Mit TikTok zu Franco: Spaniens Jugend rückt nach rechts
Die ehemalige Geschichtslehrerin gehört einer Vereinigung ehemaliger politischer Franco-Häftlinge an, die heuer an Schulen über die Franco-Diktatur Vorträge halten. "Am meisten verwundern die Schüler vor allem die Gründe, warum man in jener Zeit in Spanien verhaftet werden konnte und die Rechtlosigkeit der Angeklagten", sagt Alonso Dávila im APA-Gespräch.
Sie selber wurde gleich drei Mal festgenommen, saß in Granada und Valencia in Untersuchungshaft. Der Grund: Sie forderte auf 1. Mai-Protesten Gewerkschaftsrechte ein und war Mitglied der Kommunistischen Partei Spaniens. "Beim letzten Mal saß ich über eine Woche in Untersuchungshaft - hochschwanger und ohne einen Anwalt sehen zu können", erinnert sie sich.
"Die Kids sind verwundert, dass vor 50 Jahren heutige Grundrechte wie die freie Meinungsäußerung noch mit Gefängnis bestraft werden konnte. Und gerade deshalb ist unsere Aufklärungsarbeit in den Schulen so wichtig, denn die Jugendlichen von heute wissen kaum noch etwas über die Franco-Diktatur", gibt Isabel Alonso Dávila zu verstehen. Schlimmer noch: "Die meisten jungen Menschen interessiert die jüngste Vergangenheit gar nicht oder sie informieren sich über TikTok, YouTube und Instagram darüber", so die ehemalige Geschichtslehrerin und heutige Aktivistin für Menschenrechte.
Und gerade Letzteres hat Konsequenzen, so der spanische Soziologe Ignacio Sánchez-Cuenca: "Vor allem rechten Influencern und der rechtspopulistischen Vox, die im Internet aktiver ist als alle anderen Parteien, gelingt es in den sozialen Medien Jugendliche für die Franco-Diktatur zu begeistern". Unter Franco habe es weniger Arbeitslose gegeben und weniger Kriminalität. Der "Caudillo" habe das Sozialsystem geschaffen und die Wirtschaft angekurbelt. "Das sind natürlich nur Halbwahrheiten und blenden zudem die Brutalität der faschistischen Diktatur gegenüber allen Andersdenkenden aus.
Doch die heutige Jugend fällt gerade in den sozialen Medien immer wieder auch auf die unglaublichsten Fake News über die Franco-Diktatur herein", erklärt Sánchez-Cuenca der APA. Prekäre Jobangebote, unbezahlbarer Wohnraum. "Spaniens Jugend ist frustriert und damit sehr anfällig für rechtspopulistische Propaganda, die eine vergangene Welt ausmalt, in der alles einfacher war", so der Soziologe.
Neuste Umfragen des staatlichen Meinungsforschungsinstituts CIS geben ihm Recht. 50 Jahre nach dem Tod von Diktator Francisco Franco am 20. November 1975 wünschen sich viele Jugendliche wieder einen "starken Führer" an die Regierungsspitze. Rund 19 Prozent der Befragten zwischen 18 und 24 Jahren sind laut der Umfrage der Meinung, die Franco-Diktatur war "gut" oder sogar "sehr gut" - Tendenz steigend. Unterdessen kann die rechtspopulistische Vox unter den Parteien auch die stärksten Zuwächse in dieser Wählergruppe für sich verzeichnen.

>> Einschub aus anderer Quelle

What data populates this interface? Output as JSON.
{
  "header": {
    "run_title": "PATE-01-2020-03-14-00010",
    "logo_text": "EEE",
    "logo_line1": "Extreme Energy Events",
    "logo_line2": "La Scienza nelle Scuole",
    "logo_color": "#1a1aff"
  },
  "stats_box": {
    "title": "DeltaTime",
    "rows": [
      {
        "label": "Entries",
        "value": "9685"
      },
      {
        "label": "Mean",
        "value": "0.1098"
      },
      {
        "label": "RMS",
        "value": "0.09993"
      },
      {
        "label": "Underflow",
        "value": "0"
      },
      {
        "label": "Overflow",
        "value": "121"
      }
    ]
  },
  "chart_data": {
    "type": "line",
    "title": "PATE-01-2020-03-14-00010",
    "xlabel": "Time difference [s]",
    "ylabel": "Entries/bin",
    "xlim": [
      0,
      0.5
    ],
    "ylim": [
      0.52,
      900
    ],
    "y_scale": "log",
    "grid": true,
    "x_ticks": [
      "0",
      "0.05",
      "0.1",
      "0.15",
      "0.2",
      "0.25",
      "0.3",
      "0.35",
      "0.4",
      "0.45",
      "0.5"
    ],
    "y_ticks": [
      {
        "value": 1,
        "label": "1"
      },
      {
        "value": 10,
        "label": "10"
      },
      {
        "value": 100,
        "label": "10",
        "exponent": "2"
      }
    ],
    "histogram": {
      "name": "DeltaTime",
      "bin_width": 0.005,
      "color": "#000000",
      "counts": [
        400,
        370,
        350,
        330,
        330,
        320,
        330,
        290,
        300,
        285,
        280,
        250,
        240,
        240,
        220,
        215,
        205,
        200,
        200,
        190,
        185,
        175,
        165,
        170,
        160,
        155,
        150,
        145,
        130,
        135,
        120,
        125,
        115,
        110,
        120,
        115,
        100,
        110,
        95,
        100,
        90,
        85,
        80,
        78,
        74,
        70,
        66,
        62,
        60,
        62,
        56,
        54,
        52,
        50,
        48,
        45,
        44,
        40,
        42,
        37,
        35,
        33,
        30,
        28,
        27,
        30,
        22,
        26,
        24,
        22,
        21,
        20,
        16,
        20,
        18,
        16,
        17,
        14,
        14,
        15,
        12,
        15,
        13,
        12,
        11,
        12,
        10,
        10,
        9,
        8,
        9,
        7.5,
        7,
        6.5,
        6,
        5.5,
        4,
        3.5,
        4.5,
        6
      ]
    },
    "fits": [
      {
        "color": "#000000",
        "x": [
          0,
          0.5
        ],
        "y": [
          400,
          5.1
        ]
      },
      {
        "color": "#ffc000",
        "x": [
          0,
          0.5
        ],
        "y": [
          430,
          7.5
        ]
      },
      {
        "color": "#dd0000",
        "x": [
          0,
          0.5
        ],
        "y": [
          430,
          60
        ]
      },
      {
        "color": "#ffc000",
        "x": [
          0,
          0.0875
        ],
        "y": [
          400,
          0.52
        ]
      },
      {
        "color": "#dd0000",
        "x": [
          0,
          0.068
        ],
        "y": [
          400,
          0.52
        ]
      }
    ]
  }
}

Wenn Isabel Alonso Dávila heute Jugendliche sagen hört, Spanien brauche wieder einen Mann wie Franco, explodiere sie innerlich und muss an ihre einsamen Nächte in den Haftzellen denken. "Geschichte wiederholt sich, wenn man sie vergisst. Damit das nicht passiert, werden wir Schülern weiterhin von unseren Erfahrungen erzählen", sagt sie. Doch auch sie weiß, dass sie gegen Tik Tok und You Tube wohl wenig ausrichten kann.
(Von Manuel Meyer/APA)
Zusammenfassung
- Laut einer aktuellen Umfrage des staatlichen Meinungsforschungsinstituts CIS bewerten 19 Prozent der 18- bis 24-Jährigen in Spanien die Franco-Diktatur als "gut" oder "sehr gut", wobei die Tendenz steigend ist.
- Rechte Influencer und die rechtspopulistische Partei Vox gewinnen durch gezielte Propaganda auf TikTok, YouTube und Instagram zunehmend Einfluss auf junge Menschen, die wenig über die Franco-Diktatur wissen.
- Ehemalige politische Häftlinge wie Isabel Alonso Dávila versuchen durch Vorträge in Schulen aufzuklären, stoßen aber angesichts der starken Wirkung sozialer Medien auf große Herausforderungen.